As a bonus, should you ever lose your iPhone or accidentally wipe out everything, simply sign in on your new device and all your chats are loaded from iCloud.
Best of all, you don’t have to give up your privacy and security when using this feature: with Messages on iCloud, all your chats are end-to-end encrypted, just like before.

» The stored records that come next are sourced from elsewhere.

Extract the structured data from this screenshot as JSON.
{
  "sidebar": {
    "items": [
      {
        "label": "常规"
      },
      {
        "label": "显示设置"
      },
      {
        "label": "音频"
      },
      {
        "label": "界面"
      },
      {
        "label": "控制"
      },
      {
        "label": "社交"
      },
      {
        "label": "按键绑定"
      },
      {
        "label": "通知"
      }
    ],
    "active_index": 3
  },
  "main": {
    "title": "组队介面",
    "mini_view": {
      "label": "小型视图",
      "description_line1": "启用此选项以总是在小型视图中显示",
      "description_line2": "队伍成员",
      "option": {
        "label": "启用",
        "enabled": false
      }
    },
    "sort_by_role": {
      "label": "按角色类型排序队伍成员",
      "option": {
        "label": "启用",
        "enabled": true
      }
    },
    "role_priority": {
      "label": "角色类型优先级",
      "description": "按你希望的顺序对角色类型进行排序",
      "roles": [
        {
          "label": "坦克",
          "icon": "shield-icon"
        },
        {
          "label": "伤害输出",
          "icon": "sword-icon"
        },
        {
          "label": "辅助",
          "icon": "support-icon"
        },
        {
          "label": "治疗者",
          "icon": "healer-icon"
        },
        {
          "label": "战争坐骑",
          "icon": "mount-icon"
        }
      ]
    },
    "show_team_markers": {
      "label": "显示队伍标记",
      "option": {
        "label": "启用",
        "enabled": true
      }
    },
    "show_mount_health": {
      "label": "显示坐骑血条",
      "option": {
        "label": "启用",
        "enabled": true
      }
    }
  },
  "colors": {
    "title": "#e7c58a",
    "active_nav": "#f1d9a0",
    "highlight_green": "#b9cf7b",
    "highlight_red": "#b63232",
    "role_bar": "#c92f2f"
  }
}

How to enable Messages on iCloud

You must enable the feature separately on every iPhone, iPad, iPod touch or Mac you own.
iPhone and iPad:
1) Launch Settings on your iOS device.
2) Tap Messages.
3) Slide the switch Messages on iCloud to the ON position.
The first time you turn this feature on, your device will need to upload the Messages database to iCloud. Depending on the number of chats and attachments you have in Messages, this may take anywhere between a few seconds to a couple of minutes or more.
Mac:
1) Launch Messages on your Mac.
2) Choose Preferences from the Messages menu.
3) Click the Accounts tab in the Messages preferences window.
4) Select your iMessage account from the list on the lefthand side, then tick the box next to “Enable this account” if it hasn’t been turned on already.
5) Now tick the box next to “Enable Messages on iCloud”.
Messages will start downloading your chat archive from iCloud, which may take a while depending on the number of conversations and saved attachments in your account.
If the Messages on iCloud is already enabled on your other iPhone, iPad, iPod touch or Mac, Messages may put up a prompt offering to enable it on this Mac, and vice versa.
If so, a single click on the Allow button is all it takes to enable Messages on iCloud.

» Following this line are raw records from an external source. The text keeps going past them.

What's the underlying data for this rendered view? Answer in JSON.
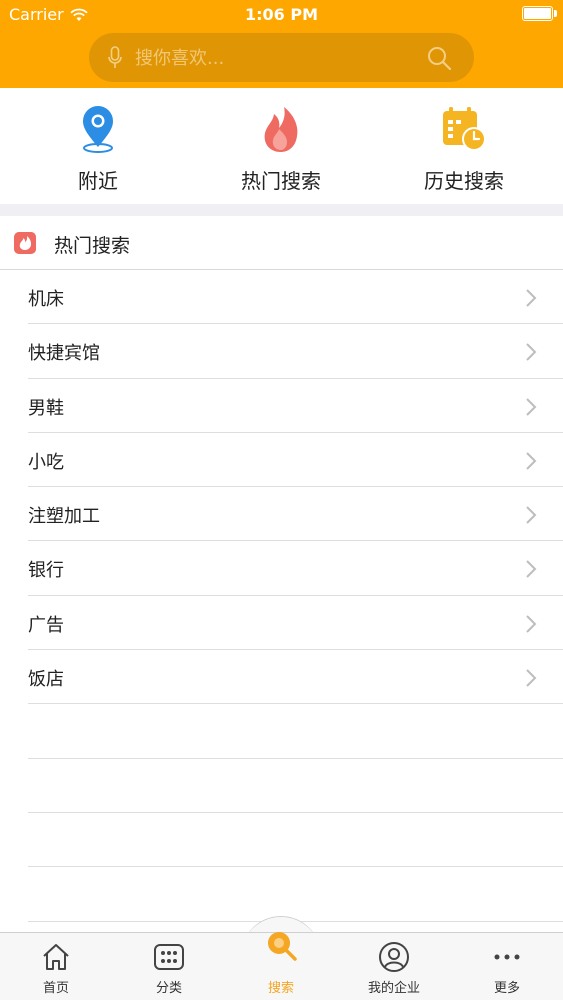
{
  "status_bar": {
    "carrier": "Carrier",
    "time": "1:06 PM"
  },
  "search": {
    "placeholder": "搜你喜欢..."
  },
  "quick_actions": [
    {
      "label": "附近",
      "icon": "location-pin-icon"
    },
    {
      "label": "热门搜索",
      "icon": "flame-icon"
    },
    {
      "label": "历史搜索",
      "icon": "calendar-clock-icon"
    }
  ],
  "hot_section": {
    "title": "热门搜索",
    "icon": "flame-badge-icon"
  },
  "hot_items": [
    "机床",
    "快捷宾馆",
    "男鞋",
    "小吃",
    "注塑加工",
    "银行",
    "广告",
    "饭店"
  ],
  "tabs": [
    {
      "label": "首页",
      "icon": "home-icon"
    },
    {
      "label": "分类",
      "icon": "grid-dots-icon"
    },
    {
      "label": "搜索",
      "icon": "search-icon",
      "active": true
    },
    {
      "label": "我的企业",
      "icon": "user-icon"
    },
    {
      "label": "更多",
      "icon": "more-dots-icon"
    }
  ],
  "colors": {
    "brand": "#fea701",
    "accent": "#f5a623",
    "hot": "#ef6a60",
    "location": "#2b8de4"
  }
}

How to manually force-sync Messages to iCloud

Before turning off Messages on iCloud for all of your devices, it may be a good idea to force the Messages app to perform one final sync with iCloud.
iPhone and iPad:
1) Launch Settings on your iOS device.
2) Tap Messages.
3) Tap the link “Sync Now” underneath the Messages on iCloud switch.
NOTE: The date and time of the last sync are shown underneath the “Sync Now” link.
This will ensure you have an up to date Messages database in iCloud, which may come in handy if you lose your device or accidentally wipe out everything.
If you don’t have Messages on iCloud enabled, you won’t see this option.

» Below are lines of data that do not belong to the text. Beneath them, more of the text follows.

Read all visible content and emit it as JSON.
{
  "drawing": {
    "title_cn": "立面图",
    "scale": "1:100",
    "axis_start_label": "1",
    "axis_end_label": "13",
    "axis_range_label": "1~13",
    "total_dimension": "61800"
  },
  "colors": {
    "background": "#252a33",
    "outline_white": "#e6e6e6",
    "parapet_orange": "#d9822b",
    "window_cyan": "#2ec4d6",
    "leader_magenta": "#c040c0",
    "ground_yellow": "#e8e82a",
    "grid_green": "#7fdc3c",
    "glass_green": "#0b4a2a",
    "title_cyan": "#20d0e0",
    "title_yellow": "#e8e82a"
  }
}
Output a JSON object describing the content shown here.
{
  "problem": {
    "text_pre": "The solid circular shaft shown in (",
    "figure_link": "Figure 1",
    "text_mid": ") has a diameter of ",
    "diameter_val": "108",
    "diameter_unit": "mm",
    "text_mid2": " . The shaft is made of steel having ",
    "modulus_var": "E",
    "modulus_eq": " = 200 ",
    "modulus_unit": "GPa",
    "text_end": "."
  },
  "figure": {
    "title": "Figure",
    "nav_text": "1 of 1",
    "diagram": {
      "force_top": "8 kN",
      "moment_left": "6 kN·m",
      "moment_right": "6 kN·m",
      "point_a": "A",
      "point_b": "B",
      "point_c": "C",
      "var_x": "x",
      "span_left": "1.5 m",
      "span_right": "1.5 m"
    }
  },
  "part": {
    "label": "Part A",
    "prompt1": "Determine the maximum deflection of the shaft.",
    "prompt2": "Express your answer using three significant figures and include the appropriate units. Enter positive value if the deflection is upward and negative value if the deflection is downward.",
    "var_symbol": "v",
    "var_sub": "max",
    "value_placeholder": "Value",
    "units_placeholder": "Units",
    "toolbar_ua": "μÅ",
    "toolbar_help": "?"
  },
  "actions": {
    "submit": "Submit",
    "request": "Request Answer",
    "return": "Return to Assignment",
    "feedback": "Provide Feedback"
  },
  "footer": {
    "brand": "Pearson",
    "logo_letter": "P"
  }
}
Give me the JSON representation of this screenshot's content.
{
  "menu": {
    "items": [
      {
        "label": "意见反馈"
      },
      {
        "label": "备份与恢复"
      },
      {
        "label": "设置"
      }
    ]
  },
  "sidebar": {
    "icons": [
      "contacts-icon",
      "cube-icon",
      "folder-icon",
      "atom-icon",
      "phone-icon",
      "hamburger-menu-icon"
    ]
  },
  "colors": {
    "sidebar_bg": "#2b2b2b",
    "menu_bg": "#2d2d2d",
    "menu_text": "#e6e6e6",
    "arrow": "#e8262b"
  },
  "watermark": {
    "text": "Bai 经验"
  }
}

How to disable Messages on iCloud

You can disable Messages on iCloud for your current device only or have it turned off at once across all iPhone, iPad, iPod touch and Mac devices that have it enabled.
iPhone and iPad:
1) Launch Settings on your iOS device.
2) Tap Messages.
3) Slide the switch Messages on iCloud to the OFF position.
A prompt asks if you’d like to turn the feature off for just this device or all of your devices.
Choose what you’d like to do:
  • Disable This Device—Disables Messages on iCloud for just this device.
  • Disable All—Disables Messages on iCloud for all of your devices.
Choose either option or tap Cancel to abort the operation.
Turning the feature off prompts your device to download the most recent Messages data. “By disabling Messages on iCloud, your Messages data will be downloaded to your device and will no longer sync to iCloud,” reads the feature’s description.
As mentioned before, it’s a good idea to manually force the Messages app to sync with iCloud before disabling this feature. The date and time of the most recent sync are displayed underneath the “Sync Now” link in Settings → Messages on your iPhone, iPad or iPod touch and in the Messages preferences window on your Mac.
Mac:
1) Launch Messages on your Mac.
2) Choose Preferences from the Messages menu.
3) Click the Accounts tab in the Messages preferences window
4) Untick the box next to “Enable Messages on iCloud” to turn the feature off.
If Messages on iCloud is active on other devices, your Mac will ask if you’d like to disable the feature for just this computer or for all your devices.